Un beau livre va paraître sur la filature Le Blan
Jusqu’à 500 ouvriers - ouvrières, surtout - y ont travaillé : un bel album consacré à la filature Le Blan sortira pour les prochaines Journées du patrimoine.
Des photos inédites, datant de l’ouverture de la filature Le Blan (1918), des documents rares et des témoignages : l’album de Marie Prat et Jacques Boutet, qui va être publié par les soins de l’association La Machinerie le 16 septembre pour les Journées du patrimoine, est susceptible d’intéresser largement : l’usine de la rue Camélinat a employé jusqu’à 500 ouvriers. Et sa mémoire est encore vive à Mantes-la-Ville : parmi les informateurs du livre, un couple, Jacques et Paulette Maugé, a beaucoup contribué. Elle y fut ouvrière de 1946 à 1952, et lui de 1949 à 1955.
La quête de nos auteurs les a conduits à Roubaix consulter les Archives nationales du monde du travail. Fondateurs de la Machinerie, cette association qui milite pour la préservation du bâtiment où se trouvait la centrale à vapeur de l’usine combat toujours en cours ! -, ils cherchaient d’abord à documenter une architecture. Mais ils racontent qu’en tirant un fil, c’est toute une histoire collective qui s’est dévidée. Le petit-fils du directeur de l’usine Raymond Janot (de 1921 à 1955) leur a procuré des images et même des films courts qui seront projetés le jour de publication. Jacques Boutet a rédigé la partie technique du livre : l’architecture de l’usine, sa structure en béton armé audacieuse pour l’époque (on disait alors « ciment armé »), le vaste atelier de 70 m sur 150 m aujourd’hui partagé entre l’Aforp (le centre de formation) et la Sagem, mais aussi la centrale à vapeur dont la double fonction était d’entraîner une génératrice électrique et de chauffer l’usine : la température y être maintenue, apprend-on, à 24 degrés, faute de quoi le fil cassait. Ce fil était destiné à être tissé, dans d’autres usines, en toile d’avions ou de pneumatiques.

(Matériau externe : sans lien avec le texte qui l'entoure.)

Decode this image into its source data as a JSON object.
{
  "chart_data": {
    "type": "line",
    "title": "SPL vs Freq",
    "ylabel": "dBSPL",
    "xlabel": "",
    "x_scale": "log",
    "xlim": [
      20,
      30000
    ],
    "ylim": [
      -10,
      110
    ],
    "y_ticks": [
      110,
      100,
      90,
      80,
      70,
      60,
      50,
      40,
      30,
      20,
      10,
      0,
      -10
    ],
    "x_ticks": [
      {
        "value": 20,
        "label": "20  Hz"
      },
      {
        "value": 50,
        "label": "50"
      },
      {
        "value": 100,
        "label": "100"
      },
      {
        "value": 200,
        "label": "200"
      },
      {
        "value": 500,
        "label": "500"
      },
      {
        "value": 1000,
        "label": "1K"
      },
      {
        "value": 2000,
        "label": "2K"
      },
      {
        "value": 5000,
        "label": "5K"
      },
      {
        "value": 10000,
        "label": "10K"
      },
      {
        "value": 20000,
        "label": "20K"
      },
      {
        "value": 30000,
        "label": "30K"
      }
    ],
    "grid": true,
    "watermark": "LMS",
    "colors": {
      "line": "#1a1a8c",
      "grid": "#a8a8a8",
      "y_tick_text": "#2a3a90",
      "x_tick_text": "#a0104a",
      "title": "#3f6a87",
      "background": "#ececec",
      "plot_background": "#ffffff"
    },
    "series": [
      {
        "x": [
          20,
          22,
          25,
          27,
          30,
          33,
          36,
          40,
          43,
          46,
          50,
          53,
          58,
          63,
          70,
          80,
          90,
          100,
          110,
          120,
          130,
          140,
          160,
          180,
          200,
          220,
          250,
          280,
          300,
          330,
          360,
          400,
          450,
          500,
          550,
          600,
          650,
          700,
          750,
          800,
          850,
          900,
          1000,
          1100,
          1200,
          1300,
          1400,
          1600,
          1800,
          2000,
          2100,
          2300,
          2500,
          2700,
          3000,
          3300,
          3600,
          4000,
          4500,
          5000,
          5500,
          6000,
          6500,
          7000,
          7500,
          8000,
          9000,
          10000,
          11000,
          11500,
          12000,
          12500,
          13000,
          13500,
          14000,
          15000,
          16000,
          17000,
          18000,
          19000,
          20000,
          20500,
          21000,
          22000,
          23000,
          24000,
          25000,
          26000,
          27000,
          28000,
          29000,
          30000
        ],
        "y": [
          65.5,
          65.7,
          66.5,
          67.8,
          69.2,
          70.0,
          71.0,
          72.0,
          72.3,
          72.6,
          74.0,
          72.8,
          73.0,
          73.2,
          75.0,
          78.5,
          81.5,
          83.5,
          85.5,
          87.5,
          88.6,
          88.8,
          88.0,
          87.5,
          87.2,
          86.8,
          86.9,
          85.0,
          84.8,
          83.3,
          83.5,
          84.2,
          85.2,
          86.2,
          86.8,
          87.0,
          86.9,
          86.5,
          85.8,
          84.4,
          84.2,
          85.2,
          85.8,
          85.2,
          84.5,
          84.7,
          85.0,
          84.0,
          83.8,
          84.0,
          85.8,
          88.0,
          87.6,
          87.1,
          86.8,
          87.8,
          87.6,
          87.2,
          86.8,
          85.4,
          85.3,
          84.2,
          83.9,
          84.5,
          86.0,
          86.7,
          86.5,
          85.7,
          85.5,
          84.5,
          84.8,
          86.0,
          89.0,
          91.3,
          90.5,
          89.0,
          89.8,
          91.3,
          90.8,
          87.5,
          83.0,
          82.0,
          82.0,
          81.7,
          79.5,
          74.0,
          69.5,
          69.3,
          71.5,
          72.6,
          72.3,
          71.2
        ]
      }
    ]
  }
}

Marie Prat a traité la vie ouvrière, l’usine dans la guerre, la fermeture de la filature en 1961 et sa reconversion en fabrique de biscottes. À son démarrage, l’usine faisait travailler des ouvrières à partir de 13 ans. Les Le Blan se voulaient d’un patronat relativement social : l’usine aurait dans les décennies suivantes sa crèche collective, sa cité-jardin, sa coopérative d’achats. Mais, prononçant l’éloge du directeur au moment de son départ à la retraite, et retraçant sa carrière, le patron Jacques Le Blan voudrait faire court sur le Front populaire : « 1936. Passons. C’est un souvenir pénible. Une sorte d’ouragan a traversé toute la France, a bousculé toutes les usines. Mais réjouissonsnous de constater que ce fut la seule dispute de ménage que nous ayons connue au cours de ces trente-six années d’existence. »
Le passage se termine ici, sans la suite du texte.